The way we eat could add nearly 1 degree of warming by 2100

Study highlights food key to hitting Paris agreement goal

By DREW COSTLEY, Associated Press
Published: March 7, 2023, 6:05am
3 Photos
FILE - A truck unloads organic waste to be used for composting at the Anaerobic Composter Facility in Woodland, Calif., on Nov. 30, 2021. Greenhouse gas emissions from the way humans consume food could add nearly one degree of warming to the Earth's climate by 2100, according to a new study Monday, March  6, 2023. California started a mandatory food waste recycling program in 2021 to reduce the emissions created by decaying food.
FILE - A truck unloads organic waste to be used for composting at the Anaerobic Composter Facility in Woodland, Calif., on Nov. 30, 2021. Greenhouse gas emissions from the way humans consume food could add nearly one degree of warming to the Earth's climate by 2100, according to a new study Monday, March 6, 2023. California started a mandatory food waste recycling program in 2021 to reduce the emissions created by decaying food. (AP Photo/Rich Pedroncelli, File) (Associated Press files) Photo Gallery

Greenhouse gas emissions from the way humans produce and consume food could add nearly 1 degree of warming to the Earth’s climate by 2100, according to a new study.

Continuing the dietary patterns of today will push the planet past the 2.7 degrees limit of warming sought under the Paris climate agreement to avoid the worst effects of climate change, according to the study published Monday in Nature Climate Change, and will approach the agreement’s limit of 3.6 degrees.

The modeling study found that the majority of greenhouse gas emissions come from three major sources: meat from animals like cows, sheep and goats; dairy; and rice. Those three sources account for at least 19 percent each of food’s contribution to a warming planet, according to the study, with meat contributing the most, at 33 percent.
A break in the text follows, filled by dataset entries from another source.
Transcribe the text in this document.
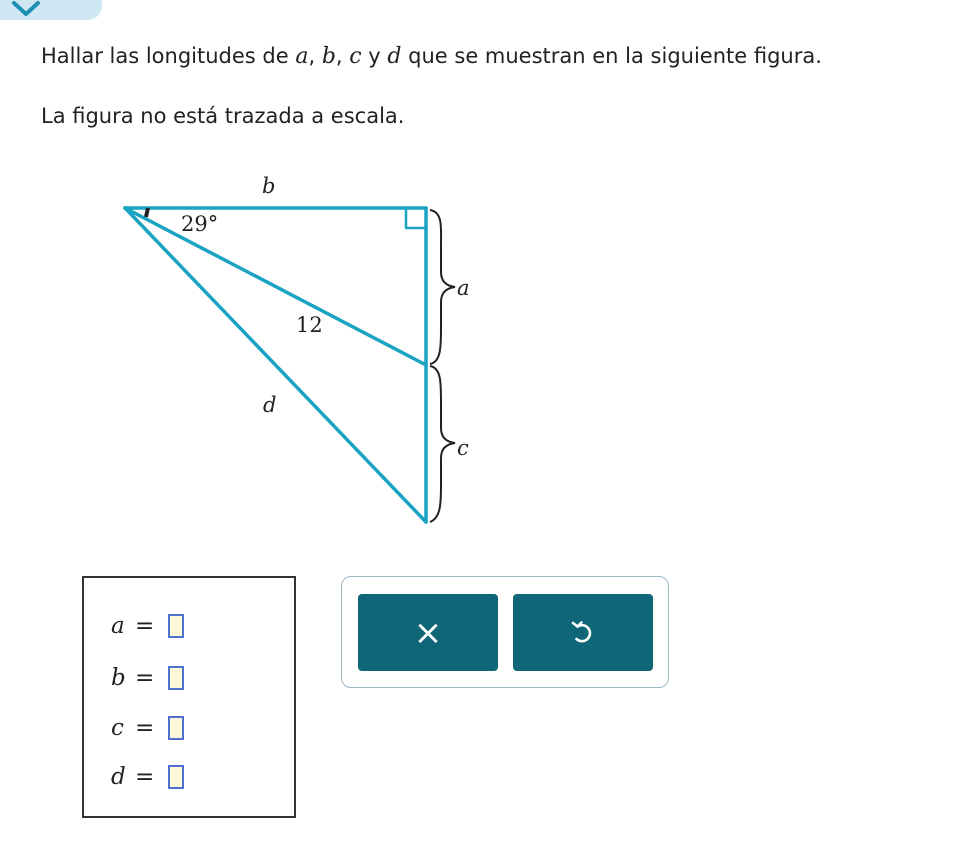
Hallar las longitudes de a, b, c y d que se muestran en la siguiente figura.
La figura no está trazada a escala.
b
29°
a
12
d
c
a =
b =
c =
d =
×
All emit large amounts of methane, a potent greenhouse gas with more than 80 times the warming power of carbon dioxide, in the way they are currently farmed. The researchers calculated that methane will account for 75 percent of food’s share of warming by 2030, with carbon dioxide and nitrous oxide accounting for most of the rest.

“I think the biggest takeaway that I would want (policymakers) to have is the fact that methane emissions are really dominating the future warming associated with the food sector,” said Catherine C. Ivanovich, a climate scientist at Columbia University and the study’s lead author.

Ivanovich and colleagues from the University of Florida and Environmental Defense Fund calculated the three major gases produced by each type of food over its lifetime based on current consumption patterns. Then they scaled the annual emissions over time by gas based on five different population projections.

And then they used a climate model frequently used by the United Nations’ panel on climate change to model the effects of those emissions on surface air temperature change.

Stanford University climate scientist Chris Field, who wasn’t involved in the study, said it used well-established methods and data sets “to produce a novel, sobering conclusion.”

“The study highlights that food is absolutely critical to hitting our Paris agreement climate targets — failure to consider food is failure to meet our climate targets globally,” said Meredith Niles, a food systems scientist at the University of Vermont who was not involved in the study.

The study offered some ways to change global food production and consumption that could limit warming.

Many of these changes are already being called for or adopted. U.S. President Joe Biden touted the climate benefits of planting cover crops that can draw down carbon from the atmosphere in an April 2021 address to Congress. Multiple recent studies and reports have recommended eating less meat in order to reduce greenhouse gas creation by animals raised for consumption.

But reducing methane may be the most important goal of all. Although methane is far more potent than carbon, it also is much shorter-lived — meaning cuts in methane emissions can have a quick benefit, Ivanovich said.

“So that’s going to help us stay under the dangerous warming target,” she said, “as well as give us some time to build up resilience and adaptation to climate change in the meantime.”